Il quitte rapidement le Quai d’Orsay, se rend à l’ambassade de Grande-Bretagne, murmure « ils sont au bout du rouleau », et, après quelques instants de réflexion, télégraphie au Cabinet de guerre :

« Situation grave au dernier degré… Mon avis personnel est que nous devrions envoyer demain les escadrilles de chasse demandées, pour donner à l’armée française une dernière chance de retrouver son courage et son énergie. Notre position devant l’Histoire ne serait pas bonne si nous rejetions la demande des Français et si leur défaite en résultait. »

À 23 h 30, la réponse positive arrive de Londres et Churchill décide d’aller annoncer la bonne nouvelle immédiatement à Paul Reynaud.


Reynaud convoque Daladier et, en compagnie de Paul Baudouin, les trois Français écoutent un Churchill véhément, énergique, volcanique, son visage enveloppé dans la fumée de ses cigares.

« L’Angleterre continuera à se battre jusqu’au bout, même si la France est envahie, vaincue », lance-t-il d’emblée, osant ainsi prononcer les deux mots encore tabous, impensables ce jeudi 16 mai. Mais Churchill le répète : « la France envahie et vaincue ». Mais l’Angleterre bénéficiera de l’appui des États-Unis.

« Nous affamerons l’Allemagne, nous démolirons ses villes.

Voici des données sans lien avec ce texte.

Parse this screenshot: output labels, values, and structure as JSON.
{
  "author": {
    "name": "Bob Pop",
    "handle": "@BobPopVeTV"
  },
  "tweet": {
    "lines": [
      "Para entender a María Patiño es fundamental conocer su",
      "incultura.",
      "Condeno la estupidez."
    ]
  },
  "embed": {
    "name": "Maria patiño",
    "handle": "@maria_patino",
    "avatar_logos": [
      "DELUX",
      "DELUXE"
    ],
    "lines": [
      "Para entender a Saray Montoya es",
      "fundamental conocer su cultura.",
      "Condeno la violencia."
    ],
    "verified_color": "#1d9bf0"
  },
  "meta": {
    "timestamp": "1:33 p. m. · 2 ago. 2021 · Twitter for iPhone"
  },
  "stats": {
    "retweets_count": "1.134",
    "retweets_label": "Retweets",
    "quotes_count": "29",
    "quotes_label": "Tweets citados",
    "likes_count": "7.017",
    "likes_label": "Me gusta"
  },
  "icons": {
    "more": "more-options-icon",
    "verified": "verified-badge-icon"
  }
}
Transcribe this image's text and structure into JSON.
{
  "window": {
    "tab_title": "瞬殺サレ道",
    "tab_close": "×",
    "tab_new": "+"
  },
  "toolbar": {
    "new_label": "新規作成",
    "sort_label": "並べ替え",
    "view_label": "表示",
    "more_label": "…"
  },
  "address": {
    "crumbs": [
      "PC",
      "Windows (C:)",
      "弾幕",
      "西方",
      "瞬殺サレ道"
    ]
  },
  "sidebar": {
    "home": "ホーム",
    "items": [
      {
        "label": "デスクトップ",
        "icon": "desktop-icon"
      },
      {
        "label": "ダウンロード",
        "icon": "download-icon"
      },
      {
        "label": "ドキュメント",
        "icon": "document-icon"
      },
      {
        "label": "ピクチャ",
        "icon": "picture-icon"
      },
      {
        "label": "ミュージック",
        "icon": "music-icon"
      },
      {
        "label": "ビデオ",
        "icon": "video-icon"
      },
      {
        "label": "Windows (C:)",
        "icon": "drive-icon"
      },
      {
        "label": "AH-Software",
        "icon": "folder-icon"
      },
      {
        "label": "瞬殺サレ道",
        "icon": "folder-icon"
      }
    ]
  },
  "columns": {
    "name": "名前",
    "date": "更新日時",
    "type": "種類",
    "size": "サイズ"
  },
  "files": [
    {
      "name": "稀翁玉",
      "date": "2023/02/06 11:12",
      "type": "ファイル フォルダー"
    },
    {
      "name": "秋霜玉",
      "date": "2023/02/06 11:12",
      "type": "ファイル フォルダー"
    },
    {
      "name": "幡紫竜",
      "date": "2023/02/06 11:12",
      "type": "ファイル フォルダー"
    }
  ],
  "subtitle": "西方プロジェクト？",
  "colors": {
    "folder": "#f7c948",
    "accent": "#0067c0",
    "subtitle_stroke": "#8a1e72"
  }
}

Nous brûlerons ses récoltes et ses forêts », martèle-t-il.

Si l’Angleterre est rasée par les bombardements aériens, si la France est détruite, soumise, Churchill annonce qu’il dirigera la guerre depuis le Canada. Ce sera la lutte du Nouveau Monde contre l’Ancien dominé par l’Allemagne.


Il est une heure du matin. Churchill tonitrue encore, inépuisable. Il serre les poings.

« Nous vaincrons », conclut-il d’une voix sourde.